Aspen Times Weekly: A Warren Miller double-feature at the Wheeler |

Aspen Times Weekly: A Warren Miller double-feature at the Wheeler

Ian McIntosh skis Portillo, Chile in "Warren Miller's Chasing Shadows."
Court Leve/Courtesy photo |

When the falderal of the holidays pass, when the celebrities jet away and the road traffic eases and the festival of wealth culture that is late December here comes to an end, then Aspen returns to what it is now and always has been: a ski town. Sure, the picture most of the world has of Aspen is of that a glittering place where the fabulous and fur-clad gather. But if you spend enough time here, it’s clear that it’s a community of people who have oriented their lives around the idea of sliding down mountains on sticks.
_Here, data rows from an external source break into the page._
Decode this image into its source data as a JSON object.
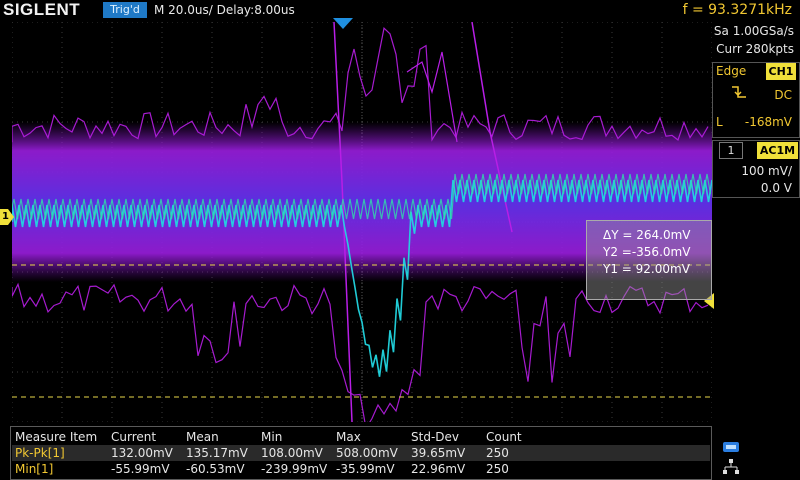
{
  "topbar": {
    "brand": "SIGLENT",
    "trigger_status": "Trig'd",
    "timebase": "M 20.0us/",
    "delay": "Delay:8.00us",
    "frequency": "f = 93.3271kHz"
  },
  "acquisition": {
    "sample_rate": "Sa 1.00GSa/s",
    "memory": "Curr 280kpts"
  },
  "trigger": {
    "type_label": "Edge",
    "source": "CH1",
    "slope_icon": "rising-edge-icon",
    "coupling": "DC",
    "level_label": "L",
    "level_value": "-168mV"
  },
  "channel": {
    "number": "1",
    "coupling": "AC1M",
    "scale": "100 mV/",
    "offset": "0.0 V"
  },
  "cursor_readout": {
    "dy": "ΔY = 264.0mV",
    "y2": "Y2 =-356.0mV",
    "y1": "Y1 = 92.00mV"
  },
  "measure_table": {
    "headers": [
      "Measure Item",
      "Current",
      "Mean",
      "Min",
      "Max",
      "Std-Dev",
      "Count"
    ],
    "rows": [
      [
        "Pk-Pk[1]",
        "132.00mV",
        "135.17mV",
        "108.00mV",
        "508.00mV",
        "39.65mV",
        "250"
      ],
      [
        "Min[1]",
        "-55.99mV",
        "-60.53mV",
        "-239.99mV",
        "-35.99mV",
        "22.96mV",
        "250"
      ]
    ]
  },
  "markers": {
    "channel_ground": "1"
  },
  "colors": {
    "accent_yellow": "#f0e03a",
    "trigd_blue": "#1f79c6",
    "freq_yellow": "#f2c832",
    "trace_magenta": "#b81ee6",
    "trace_cyan": "#22d6e0"
  },
  "icons": {
    "usb": "usb-icon",
    "network": "network-icon"
  }
}
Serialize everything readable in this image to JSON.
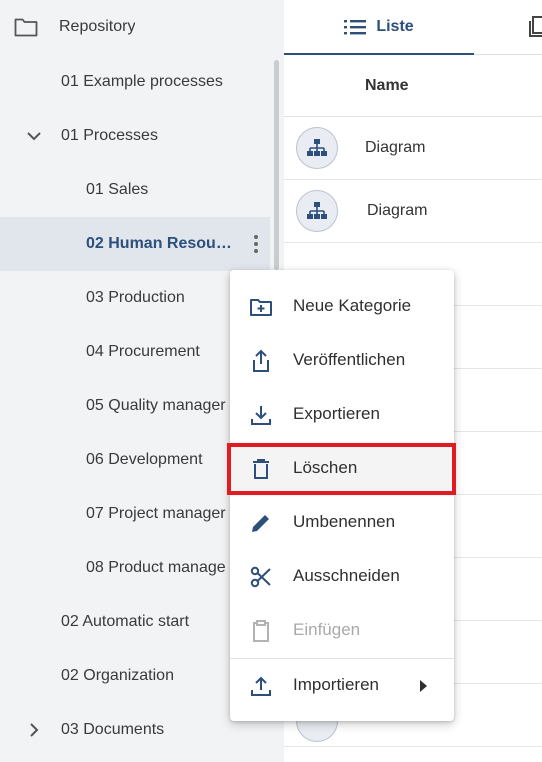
{
  "sidebar": {
    "root_label": "Repository",
    "items": [
      {
        "label": "01 Example processes",
        "indent": 1
      },
      {
        "label": "01 Processes",
        "indent": 1,
        "expanded": true
      },
      {
        "label": "01 Sales",
        "indent": 2
      },
      {
        "label": "02 Human Resour…",
        "indent": 2,
        "selected": true
      },
      {
        "label": "03 Production",
        "indent": 2
      },
      {
        "label": "04 Procurement",
        "indent": 2
      },
      {
        "label": "05 Quality manager",
        "indent": 2
      },
      {
        "label": "06 Development",
        "indent": 2
      },
      {
        "label": "07 Project manager",
        "indent": 2
      },
      {
        "label": "08 Product manage",
        "indent": 2
      },
      {
        "label": "02 Automatic start",
        "indent": 1
      },
      {
        "label": "02 Organization",
        "indent": 1
      },
      {
        "label": "03 Documents",
        "indent": 1,
        "collapsed": true
      }
    ]
  },
  "tabs": {
    "liste": "Liste"
  },
  "table": {
    "column_name": "Name",
    "rows": [
      "Diagram",
      "Diagram"
    ]
  },
  "context_menu": {
    "items": [
      {
        "label": "Neue Kategorie",
        "icon": "folder-plus-icon"
      },
      {
        "label": "Veröffentlichen",
        "icon": "share-upload-icon"
      },
      {
        "label": "Exportieren",
        "icon": "download-icon"
      },
      {
        "label": "Löschen",
        "icon": "trash-icon",
        "highlighted": true
      },
      {
        "label": "Umbenennen",
        "icon": "pencil-icon"
      },
      {
        "label": "Ausschneiden",
        "icon": "scissors-icon"
      },
      {
        "label": "Einfügen",
        "icon": "clipboard-icon",
        "disabled": true
      },
      {
        "label": "Importieren",
        "icon": "upload-icon",
        "submenu": true
      }
    ]
  },
  "colors": {
    "accent": "#2d4f7c",
    "highlight_border": "#e01b22",
    "sidebar_bg": "#f1f3f5",
    "selected_bg": "#e1e6ec"
  }
}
And there may be no off-the-slopes tradition more universal and time-honored in ski towns than gathering to watch the annual Warren Miller ski movie when his tour comes to town.
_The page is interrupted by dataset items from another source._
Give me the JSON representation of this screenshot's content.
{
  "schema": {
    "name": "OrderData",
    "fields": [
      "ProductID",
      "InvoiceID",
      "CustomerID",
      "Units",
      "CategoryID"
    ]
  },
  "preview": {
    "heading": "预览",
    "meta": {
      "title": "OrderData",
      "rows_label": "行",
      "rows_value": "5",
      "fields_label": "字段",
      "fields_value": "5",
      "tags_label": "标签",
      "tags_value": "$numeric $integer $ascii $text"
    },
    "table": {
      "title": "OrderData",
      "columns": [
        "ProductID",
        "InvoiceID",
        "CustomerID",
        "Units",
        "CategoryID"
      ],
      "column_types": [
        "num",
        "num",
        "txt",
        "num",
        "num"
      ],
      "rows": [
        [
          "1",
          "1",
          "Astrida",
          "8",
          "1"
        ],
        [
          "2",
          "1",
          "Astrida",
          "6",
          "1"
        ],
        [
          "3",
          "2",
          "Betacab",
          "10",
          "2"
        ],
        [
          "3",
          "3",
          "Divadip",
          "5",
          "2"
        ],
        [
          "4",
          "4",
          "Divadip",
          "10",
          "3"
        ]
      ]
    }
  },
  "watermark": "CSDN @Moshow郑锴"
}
This year, the Wheeler Opera House is hosting a Miller double-feature on Jan. 9, showing Warren Miller Entertainment’s two winter releases: “Chasing Shadows” and “Streif.”

“Chasing Shadows” follows skiers and snowboarders to the slopes of Chamonix, Alaska’s Chugach, Utah’s Wasatch and into the Himalayas. Among the featured athletes are JT Holmes, Seth Wescott, Caroline Gleich, Steven Numan and Marcus Caston, and segments include one segment on powder surfing and another on a mono-ski gathering in Jackson Hole.
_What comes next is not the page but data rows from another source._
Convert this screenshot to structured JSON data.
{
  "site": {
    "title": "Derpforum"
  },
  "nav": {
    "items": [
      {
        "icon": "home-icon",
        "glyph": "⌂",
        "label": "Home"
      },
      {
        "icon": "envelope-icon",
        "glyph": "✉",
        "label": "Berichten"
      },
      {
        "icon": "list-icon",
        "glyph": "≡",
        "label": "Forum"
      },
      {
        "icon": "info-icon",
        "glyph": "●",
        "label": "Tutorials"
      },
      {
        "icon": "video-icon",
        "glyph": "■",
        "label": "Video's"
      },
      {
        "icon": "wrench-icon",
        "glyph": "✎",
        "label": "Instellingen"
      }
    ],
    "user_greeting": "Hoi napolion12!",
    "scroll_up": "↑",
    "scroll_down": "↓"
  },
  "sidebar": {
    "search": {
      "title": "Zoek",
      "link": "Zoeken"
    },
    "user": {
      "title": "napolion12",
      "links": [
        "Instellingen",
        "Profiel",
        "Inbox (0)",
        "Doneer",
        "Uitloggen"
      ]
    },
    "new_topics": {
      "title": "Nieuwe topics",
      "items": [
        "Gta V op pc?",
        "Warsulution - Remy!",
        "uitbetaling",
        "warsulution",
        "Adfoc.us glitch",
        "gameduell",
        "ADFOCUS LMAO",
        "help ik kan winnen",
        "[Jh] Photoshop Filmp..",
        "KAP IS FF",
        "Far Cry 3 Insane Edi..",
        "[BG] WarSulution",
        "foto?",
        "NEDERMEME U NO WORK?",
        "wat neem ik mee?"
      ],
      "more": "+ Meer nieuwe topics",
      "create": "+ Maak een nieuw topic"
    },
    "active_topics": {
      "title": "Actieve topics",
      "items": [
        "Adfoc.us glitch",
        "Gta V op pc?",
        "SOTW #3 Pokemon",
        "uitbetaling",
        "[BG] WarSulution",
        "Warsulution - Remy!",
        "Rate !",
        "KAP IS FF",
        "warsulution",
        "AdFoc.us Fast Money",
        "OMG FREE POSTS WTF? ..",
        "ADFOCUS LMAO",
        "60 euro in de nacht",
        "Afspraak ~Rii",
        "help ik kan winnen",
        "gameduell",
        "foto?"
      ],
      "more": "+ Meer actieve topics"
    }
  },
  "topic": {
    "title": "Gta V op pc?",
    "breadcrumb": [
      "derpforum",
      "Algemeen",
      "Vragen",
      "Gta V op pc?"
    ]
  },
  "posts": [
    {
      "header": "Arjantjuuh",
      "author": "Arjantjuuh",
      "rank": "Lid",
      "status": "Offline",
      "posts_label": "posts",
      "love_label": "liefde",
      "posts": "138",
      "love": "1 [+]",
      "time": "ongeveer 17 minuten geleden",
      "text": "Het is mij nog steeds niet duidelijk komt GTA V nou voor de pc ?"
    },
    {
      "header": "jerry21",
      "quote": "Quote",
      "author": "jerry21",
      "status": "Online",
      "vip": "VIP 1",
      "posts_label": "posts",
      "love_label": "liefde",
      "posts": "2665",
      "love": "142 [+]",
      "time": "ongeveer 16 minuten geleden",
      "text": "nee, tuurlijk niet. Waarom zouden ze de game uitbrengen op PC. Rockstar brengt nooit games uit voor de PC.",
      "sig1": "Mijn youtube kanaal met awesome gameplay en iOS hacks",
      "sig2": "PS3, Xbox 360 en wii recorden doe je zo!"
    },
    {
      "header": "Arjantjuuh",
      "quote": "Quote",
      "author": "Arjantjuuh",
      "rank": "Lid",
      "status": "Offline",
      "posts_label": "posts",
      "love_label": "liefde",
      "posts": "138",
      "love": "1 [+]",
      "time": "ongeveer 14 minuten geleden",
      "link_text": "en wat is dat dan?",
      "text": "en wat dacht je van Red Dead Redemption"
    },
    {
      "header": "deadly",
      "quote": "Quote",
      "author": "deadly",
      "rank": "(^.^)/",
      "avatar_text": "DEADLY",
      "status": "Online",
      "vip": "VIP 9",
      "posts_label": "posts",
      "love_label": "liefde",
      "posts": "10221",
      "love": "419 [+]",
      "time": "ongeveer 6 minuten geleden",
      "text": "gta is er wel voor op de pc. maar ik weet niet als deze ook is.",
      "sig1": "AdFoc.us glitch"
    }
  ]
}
“Streif,” an acclaimed portrait of Austria’s Hahnenkamm World Cup race following five top downhillers, isn’t a proper Miller movie: it was produced by Red Bull Media House, one of the countless production companies that followed in his footsteps. But Miller’s company is touring it around the U.S. through 2016.

Miller, now 91, and his Warren Miller Entertainment, has been making ski movies annually now for 66 years, though he doesn’t actually get behind the camera anymore. The skiing and filming equipment may have evolved over the decades, but Miller’s movies and their celebration of life on snow are timeless.

Twenty-four of his movies have featured Aspen. The Aspen Skiing Co. recently announced it was honoring the ski film legend by dedicating a trail on each of its four local mountains for those movies. So before the movies on Saturday, you can cruise Aspen Mountain’s “Silver Bell,” which has been temporarily dubbed in honor of Miller’s 1957 entry “Anyone for Skiing?” You can drop into Snowmass’ Cirque Headwall, which is renamed for 2006’s “Higher Ground.” Or rip down Buttermillk’s “Racer’s Edge,” tagged for Miller’s 2013 offering “Ticket to Ride.” At Highlands, “Steep and Deep,” is already named after Miller’s 1985 movie.